Trump cancelou quinta-feira a cimeira com Kim Jong-un, prevista para 12 de junho em Singapura, invocando uma "raiva tremenda e hostilidade aberta" por parte da Coreia do Norte.

A Coreia do Sul anunciou entretanto que vai manter os esforços para melhorar as relações com a Coreia do Norte.

"O nosso governo vai cumprir os compromissos assumidos para aplicar o acordo firmado no final de abril pelos dois dirigentes coreanos, Moon Jae-in, pelo sul, e Kim Jong-un, pelo norte, com vista à desnuclearização da península coreana", disse o ministro da Unificação sul-coreano, Cho Myoung-gyon, citado pela agência de notícias Yonhap.

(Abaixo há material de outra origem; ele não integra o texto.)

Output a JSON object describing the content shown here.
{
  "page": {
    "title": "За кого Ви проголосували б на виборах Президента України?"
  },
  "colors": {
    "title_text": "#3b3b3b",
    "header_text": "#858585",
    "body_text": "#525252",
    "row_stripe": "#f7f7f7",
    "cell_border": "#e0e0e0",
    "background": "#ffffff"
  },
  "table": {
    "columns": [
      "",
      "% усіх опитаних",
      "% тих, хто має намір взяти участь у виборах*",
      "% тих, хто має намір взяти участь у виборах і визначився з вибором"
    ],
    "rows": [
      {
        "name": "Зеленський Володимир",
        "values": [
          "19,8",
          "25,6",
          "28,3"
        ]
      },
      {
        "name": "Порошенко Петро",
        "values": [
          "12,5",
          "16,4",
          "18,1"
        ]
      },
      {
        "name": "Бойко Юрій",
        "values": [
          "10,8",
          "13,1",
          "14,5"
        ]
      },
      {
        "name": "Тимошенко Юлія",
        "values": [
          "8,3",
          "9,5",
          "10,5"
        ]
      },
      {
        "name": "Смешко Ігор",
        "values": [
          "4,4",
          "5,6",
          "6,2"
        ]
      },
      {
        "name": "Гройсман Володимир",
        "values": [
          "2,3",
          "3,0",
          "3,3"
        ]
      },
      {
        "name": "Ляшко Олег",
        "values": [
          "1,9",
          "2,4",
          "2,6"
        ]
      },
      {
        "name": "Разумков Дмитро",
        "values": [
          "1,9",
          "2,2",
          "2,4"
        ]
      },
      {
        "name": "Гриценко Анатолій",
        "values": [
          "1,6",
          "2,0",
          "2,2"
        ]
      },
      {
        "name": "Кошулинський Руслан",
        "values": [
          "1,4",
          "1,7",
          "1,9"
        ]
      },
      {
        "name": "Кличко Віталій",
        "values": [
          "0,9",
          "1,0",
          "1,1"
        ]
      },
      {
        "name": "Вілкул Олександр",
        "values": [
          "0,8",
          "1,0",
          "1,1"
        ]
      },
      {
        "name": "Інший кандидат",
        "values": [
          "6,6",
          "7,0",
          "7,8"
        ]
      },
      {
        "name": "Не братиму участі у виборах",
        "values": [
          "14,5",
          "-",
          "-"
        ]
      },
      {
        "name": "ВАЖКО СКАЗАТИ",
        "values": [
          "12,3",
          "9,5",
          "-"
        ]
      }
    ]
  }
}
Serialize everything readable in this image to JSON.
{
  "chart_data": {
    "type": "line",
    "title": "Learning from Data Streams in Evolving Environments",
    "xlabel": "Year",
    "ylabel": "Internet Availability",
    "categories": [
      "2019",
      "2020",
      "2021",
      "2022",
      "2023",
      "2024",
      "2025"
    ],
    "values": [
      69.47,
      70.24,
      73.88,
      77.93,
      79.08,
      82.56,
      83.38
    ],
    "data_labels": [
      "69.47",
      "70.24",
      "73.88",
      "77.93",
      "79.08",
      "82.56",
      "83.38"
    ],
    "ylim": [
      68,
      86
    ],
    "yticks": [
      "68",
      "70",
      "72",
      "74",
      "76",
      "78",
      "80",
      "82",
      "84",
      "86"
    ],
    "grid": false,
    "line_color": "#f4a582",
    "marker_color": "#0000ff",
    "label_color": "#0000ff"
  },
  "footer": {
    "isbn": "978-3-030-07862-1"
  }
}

"Parece que [a Coreia do Norte] permanece sincera quanto ao conteúdo do acordo e aos seus esforços para a desnuclearização e instalação da paz", comentou ainda o ministro horas após o desmantelamento da base de testes nucleares na Coreia do Norte.

O Governo do Japão, por seu lado, defendeu esta sexta-feira que se deve manter a pressão sobre Pyongyang.

"Para que a Coreia do Norte altere as suas políticas [de desnuclearização], é necessário continuar a aplicar a pressão, em conjunto com os Estados Unidos e a Coreia do Sul e a pôr em prática as decisões do Conselho de Segurança da ONU", afirmou o porta-voz do executivo, Yoshihide Suga.